LES MAN AVEC LES LUNETTES
Nati nell’inverno del 2004, i Les Man Avec Les Lunettes attualmente sono composti da sei elementi che suonano un pop che è un po’ da cameretta, un po’ da party di rivista patinata ma soprattutto perfetto per un viaggio nel Nord Europa. Band di Brescia, un nome d’Oltralpe, un gruppo quasi francese che canta in inglese, importanti tour all’estero. Tracciano melodie che spaziano dal folk più beatlesiano, ai colori dei Belle & Sebastian, fino ad incontrare i Grandaddy.
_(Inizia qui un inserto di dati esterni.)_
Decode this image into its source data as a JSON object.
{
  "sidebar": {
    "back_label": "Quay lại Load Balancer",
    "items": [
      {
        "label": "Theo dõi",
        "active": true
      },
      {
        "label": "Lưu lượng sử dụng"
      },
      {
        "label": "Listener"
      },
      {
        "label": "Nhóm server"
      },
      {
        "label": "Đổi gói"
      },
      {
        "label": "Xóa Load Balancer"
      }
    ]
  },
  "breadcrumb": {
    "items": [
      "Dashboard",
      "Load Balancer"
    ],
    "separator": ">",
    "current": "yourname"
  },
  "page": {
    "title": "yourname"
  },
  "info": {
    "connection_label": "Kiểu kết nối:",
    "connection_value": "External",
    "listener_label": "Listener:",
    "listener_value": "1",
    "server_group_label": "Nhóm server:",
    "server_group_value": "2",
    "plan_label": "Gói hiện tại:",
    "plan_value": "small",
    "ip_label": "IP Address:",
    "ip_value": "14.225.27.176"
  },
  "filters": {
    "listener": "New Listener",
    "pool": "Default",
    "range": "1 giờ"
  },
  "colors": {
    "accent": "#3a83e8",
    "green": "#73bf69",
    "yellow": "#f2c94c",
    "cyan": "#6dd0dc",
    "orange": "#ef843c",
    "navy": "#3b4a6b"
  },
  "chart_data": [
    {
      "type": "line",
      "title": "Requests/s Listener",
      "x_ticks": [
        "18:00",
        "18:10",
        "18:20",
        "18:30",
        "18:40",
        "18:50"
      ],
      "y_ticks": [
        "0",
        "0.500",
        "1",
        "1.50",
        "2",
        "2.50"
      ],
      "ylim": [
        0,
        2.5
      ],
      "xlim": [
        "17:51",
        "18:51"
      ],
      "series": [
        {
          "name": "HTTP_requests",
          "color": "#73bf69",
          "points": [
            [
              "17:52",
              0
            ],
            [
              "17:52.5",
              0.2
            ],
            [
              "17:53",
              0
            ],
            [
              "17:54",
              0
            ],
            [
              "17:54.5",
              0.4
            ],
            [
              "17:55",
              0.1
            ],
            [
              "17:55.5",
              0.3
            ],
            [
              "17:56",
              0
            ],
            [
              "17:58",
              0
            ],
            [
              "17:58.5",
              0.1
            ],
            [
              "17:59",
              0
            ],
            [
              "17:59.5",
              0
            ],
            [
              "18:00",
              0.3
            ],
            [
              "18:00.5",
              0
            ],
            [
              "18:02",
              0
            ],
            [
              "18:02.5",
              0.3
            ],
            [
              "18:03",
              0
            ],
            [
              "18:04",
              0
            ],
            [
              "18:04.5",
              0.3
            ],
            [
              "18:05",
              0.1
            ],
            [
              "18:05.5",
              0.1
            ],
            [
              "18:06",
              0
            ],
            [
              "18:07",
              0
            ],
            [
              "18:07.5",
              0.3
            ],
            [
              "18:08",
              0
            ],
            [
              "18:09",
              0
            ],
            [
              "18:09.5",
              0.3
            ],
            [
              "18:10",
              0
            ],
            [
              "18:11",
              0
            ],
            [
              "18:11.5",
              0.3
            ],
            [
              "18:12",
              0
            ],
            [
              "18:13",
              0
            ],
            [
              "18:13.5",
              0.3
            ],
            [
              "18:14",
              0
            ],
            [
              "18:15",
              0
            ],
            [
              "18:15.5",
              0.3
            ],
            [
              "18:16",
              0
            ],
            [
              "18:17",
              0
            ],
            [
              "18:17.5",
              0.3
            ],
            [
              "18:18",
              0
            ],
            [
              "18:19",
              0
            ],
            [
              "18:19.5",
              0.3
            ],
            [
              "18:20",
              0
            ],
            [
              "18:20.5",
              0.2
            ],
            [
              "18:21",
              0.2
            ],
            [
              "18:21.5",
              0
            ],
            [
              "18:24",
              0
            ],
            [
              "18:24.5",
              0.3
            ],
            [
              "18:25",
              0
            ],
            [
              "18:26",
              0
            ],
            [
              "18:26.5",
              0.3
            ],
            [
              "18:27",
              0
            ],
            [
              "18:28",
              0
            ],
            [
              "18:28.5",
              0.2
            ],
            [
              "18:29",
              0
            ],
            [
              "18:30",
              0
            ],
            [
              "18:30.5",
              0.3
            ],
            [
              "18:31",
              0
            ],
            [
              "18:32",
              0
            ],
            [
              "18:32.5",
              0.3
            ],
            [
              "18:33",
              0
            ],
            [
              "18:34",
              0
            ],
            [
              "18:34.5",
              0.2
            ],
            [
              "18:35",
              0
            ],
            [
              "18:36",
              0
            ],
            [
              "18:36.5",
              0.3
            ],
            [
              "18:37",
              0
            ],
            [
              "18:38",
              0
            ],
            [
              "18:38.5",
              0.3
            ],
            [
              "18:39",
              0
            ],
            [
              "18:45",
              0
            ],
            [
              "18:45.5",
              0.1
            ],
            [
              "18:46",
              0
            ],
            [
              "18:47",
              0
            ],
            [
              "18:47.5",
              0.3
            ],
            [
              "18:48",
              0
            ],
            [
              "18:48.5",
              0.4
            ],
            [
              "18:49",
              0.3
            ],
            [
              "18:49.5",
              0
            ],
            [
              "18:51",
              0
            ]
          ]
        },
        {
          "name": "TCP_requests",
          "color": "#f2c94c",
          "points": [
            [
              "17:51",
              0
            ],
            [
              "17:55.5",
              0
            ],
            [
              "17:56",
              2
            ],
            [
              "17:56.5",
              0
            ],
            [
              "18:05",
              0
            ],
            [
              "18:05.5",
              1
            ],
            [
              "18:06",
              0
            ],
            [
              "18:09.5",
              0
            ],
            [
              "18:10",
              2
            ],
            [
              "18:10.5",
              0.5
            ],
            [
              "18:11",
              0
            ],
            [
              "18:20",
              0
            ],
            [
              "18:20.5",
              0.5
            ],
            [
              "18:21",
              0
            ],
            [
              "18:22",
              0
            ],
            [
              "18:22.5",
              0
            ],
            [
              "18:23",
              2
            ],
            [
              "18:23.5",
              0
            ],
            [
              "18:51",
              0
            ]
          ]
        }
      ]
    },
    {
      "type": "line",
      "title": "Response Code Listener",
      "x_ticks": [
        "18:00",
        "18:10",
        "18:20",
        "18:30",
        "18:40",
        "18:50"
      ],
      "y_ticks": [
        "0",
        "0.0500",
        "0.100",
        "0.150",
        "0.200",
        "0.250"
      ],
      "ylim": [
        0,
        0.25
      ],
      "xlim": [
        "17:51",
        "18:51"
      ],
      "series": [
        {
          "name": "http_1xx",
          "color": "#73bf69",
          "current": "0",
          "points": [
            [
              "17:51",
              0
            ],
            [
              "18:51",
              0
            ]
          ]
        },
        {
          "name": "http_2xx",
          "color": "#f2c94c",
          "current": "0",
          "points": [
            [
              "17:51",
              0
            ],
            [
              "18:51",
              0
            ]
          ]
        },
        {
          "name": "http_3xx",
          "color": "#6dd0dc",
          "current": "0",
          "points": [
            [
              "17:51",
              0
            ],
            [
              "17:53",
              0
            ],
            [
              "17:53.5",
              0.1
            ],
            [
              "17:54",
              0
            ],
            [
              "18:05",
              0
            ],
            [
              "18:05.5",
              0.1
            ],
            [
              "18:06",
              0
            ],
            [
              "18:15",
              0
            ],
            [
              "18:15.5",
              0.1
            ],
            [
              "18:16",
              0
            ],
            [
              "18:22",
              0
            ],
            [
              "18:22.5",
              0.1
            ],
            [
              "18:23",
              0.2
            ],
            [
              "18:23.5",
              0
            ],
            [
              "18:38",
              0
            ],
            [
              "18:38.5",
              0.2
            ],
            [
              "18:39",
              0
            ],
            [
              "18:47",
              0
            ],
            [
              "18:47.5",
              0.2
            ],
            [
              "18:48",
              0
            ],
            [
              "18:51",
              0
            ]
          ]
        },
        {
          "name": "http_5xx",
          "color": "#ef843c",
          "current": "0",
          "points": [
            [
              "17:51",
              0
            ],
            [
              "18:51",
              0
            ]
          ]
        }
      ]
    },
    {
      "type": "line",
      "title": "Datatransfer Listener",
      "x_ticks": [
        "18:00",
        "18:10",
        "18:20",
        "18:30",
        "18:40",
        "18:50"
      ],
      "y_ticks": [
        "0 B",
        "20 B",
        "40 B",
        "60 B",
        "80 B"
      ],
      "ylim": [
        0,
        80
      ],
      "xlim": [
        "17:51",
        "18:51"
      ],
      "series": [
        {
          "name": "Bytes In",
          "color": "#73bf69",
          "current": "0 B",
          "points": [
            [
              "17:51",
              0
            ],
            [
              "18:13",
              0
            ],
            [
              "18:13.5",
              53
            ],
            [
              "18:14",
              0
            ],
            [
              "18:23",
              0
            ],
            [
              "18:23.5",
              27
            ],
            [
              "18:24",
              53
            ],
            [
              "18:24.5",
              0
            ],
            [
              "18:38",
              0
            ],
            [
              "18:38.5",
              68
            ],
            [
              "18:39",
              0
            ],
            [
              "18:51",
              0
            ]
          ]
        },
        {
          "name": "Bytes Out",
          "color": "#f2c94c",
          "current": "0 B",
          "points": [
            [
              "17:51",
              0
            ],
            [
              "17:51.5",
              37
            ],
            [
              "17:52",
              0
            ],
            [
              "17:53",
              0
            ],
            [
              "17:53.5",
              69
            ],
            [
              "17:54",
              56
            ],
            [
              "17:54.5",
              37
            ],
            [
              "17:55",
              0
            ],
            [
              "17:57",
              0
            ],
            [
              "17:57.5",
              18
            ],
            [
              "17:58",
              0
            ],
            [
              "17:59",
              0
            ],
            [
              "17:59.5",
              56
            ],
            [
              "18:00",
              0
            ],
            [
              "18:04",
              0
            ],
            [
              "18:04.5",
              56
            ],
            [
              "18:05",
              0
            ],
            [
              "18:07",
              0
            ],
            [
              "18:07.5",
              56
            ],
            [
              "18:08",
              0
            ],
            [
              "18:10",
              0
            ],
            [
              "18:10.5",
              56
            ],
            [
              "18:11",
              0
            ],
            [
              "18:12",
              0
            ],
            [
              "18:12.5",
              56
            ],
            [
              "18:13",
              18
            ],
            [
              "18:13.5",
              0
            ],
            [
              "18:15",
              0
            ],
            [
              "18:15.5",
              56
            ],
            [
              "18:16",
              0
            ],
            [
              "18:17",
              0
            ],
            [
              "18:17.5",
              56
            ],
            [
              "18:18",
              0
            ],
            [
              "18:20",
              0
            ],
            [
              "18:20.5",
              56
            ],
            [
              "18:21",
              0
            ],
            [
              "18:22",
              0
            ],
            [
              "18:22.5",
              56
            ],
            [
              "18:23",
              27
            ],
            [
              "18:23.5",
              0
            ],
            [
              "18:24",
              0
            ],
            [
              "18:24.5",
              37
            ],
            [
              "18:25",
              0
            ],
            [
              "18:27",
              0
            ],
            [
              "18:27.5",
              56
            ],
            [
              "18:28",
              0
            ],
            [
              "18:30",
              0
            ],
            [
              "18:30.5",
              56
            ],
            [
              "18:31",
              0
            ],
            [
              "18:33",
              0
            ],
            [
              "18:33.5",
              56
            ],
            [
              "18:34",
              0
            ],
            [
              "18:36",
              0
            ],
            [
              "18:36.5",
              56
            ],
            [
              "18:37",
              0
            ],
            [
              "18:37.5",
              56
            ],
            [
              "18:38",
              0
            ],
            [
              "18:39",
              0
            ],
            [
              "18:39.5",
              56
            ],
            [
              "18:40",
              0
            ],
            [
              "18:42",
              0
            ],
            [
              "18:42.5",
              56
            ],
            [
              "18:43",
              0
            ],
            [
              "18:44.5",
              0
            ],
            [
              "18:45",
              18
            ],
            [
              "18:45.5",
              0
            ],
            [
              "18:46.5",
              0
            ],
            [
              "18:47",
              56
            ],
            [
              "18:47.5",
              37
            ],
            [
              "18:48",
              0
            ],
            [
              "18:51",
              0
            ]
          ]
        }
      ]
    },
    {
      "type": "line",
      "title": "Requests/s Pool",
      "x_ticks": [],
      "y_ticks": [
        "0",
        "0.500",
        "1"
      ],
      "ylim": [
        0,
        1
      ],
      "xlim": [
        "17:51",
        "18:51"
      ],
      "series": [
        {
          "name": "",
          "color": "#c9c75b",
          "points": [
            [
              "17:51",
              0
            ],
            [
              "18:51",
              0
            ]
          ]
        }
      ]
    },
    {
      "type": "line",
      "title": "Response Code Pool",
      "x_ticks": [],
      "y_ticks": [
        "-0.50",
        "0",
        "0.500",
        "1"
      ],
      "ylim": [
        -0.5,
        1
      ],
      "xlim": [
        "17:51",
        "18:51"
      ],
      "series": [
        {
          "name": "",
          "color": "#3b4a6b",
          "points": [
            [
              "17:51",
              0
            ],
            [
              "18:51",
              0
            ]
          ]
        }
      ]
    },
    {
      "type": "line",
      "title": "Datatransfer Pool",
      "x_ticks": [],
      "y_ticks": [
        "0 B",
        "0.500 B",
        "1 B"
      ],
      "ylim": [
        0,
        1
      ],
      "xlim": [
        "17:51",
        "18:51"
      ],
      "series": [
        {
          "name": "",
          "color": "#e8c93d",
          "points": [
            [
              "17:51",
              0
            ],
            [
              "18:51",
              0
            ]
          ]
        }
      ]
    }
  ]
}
Le armonie di voci, la sensazione che ogni momento, filtrato dalle lenti di questi Lunettes, sia unico. La band è una scintilla preziosa nel pop moderno.

KARIBEAN
«Una sera mi trovavo in un vecchio bar del bolognese, era parecchio tardi e il gestore, un barbuto vichingo, non sapeva come mandare via i molesti e ormai del tutto ubriachi avventori. Continuavano a ordinare da bere e c’era parecchia confusione. All’ennesima richiesta, il barista esasperato sbotta e risponde “Oh, bona lé: andersen, via, filare”. E zittendo tutti, li accompagna alla porta uno per uno con un sorriso cortese ma fermissimo. A quel punto io avevo capito tutto. Dentro quel semplice ma irresistibile andersen = “andar via, filare” ho sentito il modo migliore per scacciare, per esorcizzare certi sentimenti post-lutto, presenti nel nostro primo disco». A parlare è Enrico Carletti, voce dei Karibean, band di Osimo che ha debuttato nel 2011 con il sorprendente EP “Love, Tears And Spiritual Blessing”. Una musica capace di combinare le armonie dei Beach Boys, la spensieratezza pop degli Housemartins e la solarità dei Vampire Weekend. Ora i Karibean tornano con una seconda raccolta, sei canzoni che fioriscono d’estate e di chitarre. Al tempo stesso, la band decide di intitolare la nuova raccolta “Andersen”, nome che evoca in qualche modo anche il Nord, esotiche algidità di Scandinavia, luce limpida e discipline sportive. «C’è anche un giocatore dell’NBA – prosegue Enrico Carletti – che è per me un idolo e si chiama proprio Chris Andersen. È un vero personaggio, gioca nei Denver Nuggets e quella stessa notte in cui ce ne uscimmo da quel bar con in testa la parola “andersen” davano una partita dei Nuggets su Sportitalia. È un segno, pensai. Avevamo trovato il titolo giusto». Andersen, via, filare, mettere il turbo e superare il primo disco. Alcuni dei brani nuovi suonano infatti più “muscolari”, le chitare sono più distorte in alcune parti, la ritmica più secca e compatta. Guardano avanti i Karibean. Andersen, via, filare, mettere il turbo e superare se stessi.